Il est donc possible que la réponse à ces deux phénomènes étranges (l’accélération de l’Univers et la croissance plus lente des puits gravitationnels) soit la même : la gravitation pourrait répondre, à grande échelle, à des lois physiques différentes de celles d’Einstein. Suffisant pour invalider Einstein ?
« Nos résultats montrent que les prédictions d’Einstein présentent une incohérence de 3 sigma avec les mesures. Dans le langage de la physique, un tel seuil d’incompatibilité suscite notre intérêt et appelle des investigations plus approfondies.
La théorie n’est pas encore réfutée
Mais cette incompatibilité n’est pas suffisamment grande, à ce stade, pour réfuter la théorie d’Einstein. Pour cela, il faudrait atteindre un seuil de 5 sigma (Si l’on obtient un résultat avec une significativité statistique de cinq sigmas, cela veut dire qu’il est quasiment certain que la différence observée est due à un phénomène nouveau et non à une fluctuation statistique, NDLR).. Il est donc essentiel de disposer de mesures plus nombreuses et plus précises pour confirmer ou infirmer ces premiers résultats, et savoir si cette théorie reste valable dans notre univers, à très grande distance », souligne Nastassia Grimm, chercheuse postdoctorale au Département de physique théorique de UNIGE, co-auteur de l’étude.
L’équipe se prépare à analyser de nouvelles données du télescope spatial Euclid, lancé il y a un an.
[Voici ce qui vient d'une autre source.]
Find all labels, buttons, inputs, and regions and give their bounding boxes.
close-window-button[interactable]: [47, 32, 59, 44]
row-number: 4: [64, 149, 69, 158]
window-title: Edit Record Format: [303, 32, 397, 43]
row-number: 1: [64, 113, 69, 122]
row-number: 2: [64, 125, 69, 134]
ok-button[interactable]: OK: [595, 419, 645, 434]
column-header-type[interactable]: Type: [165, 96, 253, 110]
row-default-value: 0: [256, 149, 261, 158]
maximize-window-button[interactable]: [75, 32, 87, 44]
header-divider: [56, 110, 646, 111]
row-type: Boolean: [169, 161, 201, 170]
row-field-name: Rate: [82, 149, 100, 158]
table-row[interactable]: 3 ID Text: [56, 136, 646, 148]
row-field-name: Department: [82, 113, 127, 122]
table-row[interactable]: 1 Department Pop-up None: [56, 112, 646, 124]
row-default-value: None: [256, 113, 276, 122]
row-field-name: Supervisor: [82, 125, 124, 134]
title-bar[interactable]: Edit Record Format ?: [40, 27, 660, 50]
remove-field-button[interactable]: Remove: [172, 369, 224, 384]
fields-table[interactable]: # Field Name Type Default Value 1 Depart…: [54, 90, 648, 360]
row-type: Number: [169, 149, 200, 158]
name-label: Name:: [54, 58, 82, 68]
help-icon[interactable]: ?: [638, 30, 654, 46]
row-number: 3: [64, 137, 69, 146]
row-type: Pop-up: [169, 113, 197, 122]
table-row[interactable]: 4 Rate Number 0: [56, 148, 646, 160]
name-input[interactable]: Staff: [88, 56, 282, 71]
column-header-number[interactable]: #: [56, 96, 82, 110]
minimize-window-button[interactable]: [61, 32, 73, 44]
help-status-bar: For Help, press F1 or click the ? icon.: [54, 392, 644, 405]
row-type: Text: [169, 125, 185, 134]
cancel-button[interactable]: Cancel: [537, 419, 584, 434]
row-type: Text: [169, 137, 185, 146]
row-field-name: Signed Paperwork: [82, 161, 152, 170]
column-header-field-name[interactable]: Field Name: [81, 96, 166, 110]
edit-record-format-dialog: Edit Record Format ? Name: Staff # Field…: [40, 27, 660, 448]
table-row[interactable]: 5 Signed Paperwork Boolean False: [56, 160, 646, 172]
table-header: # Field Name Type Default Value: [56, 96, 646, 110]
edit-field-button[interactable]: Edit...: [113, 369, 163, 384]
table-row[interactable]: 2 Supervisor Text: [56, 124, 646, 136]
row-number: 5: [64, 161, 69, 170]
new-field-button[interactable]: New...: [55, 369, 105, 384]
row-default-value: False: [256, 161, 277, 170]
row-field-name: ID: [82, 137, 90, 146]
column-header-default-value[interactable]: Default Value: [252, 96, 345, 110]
En observant l’Univers depuis l’espace, ses mesures de lentilles gravitationnelles sont bien plus précises. De plus, Euclide observera un nombre phénoménal de galaxies : environ un milliard et demi après six années d’observation. Cela permettra de mieux mesurer les distorsions spatio-temporelles, de remonter encore plus loin dans le temps et de tester davantage les équations d’Einstein.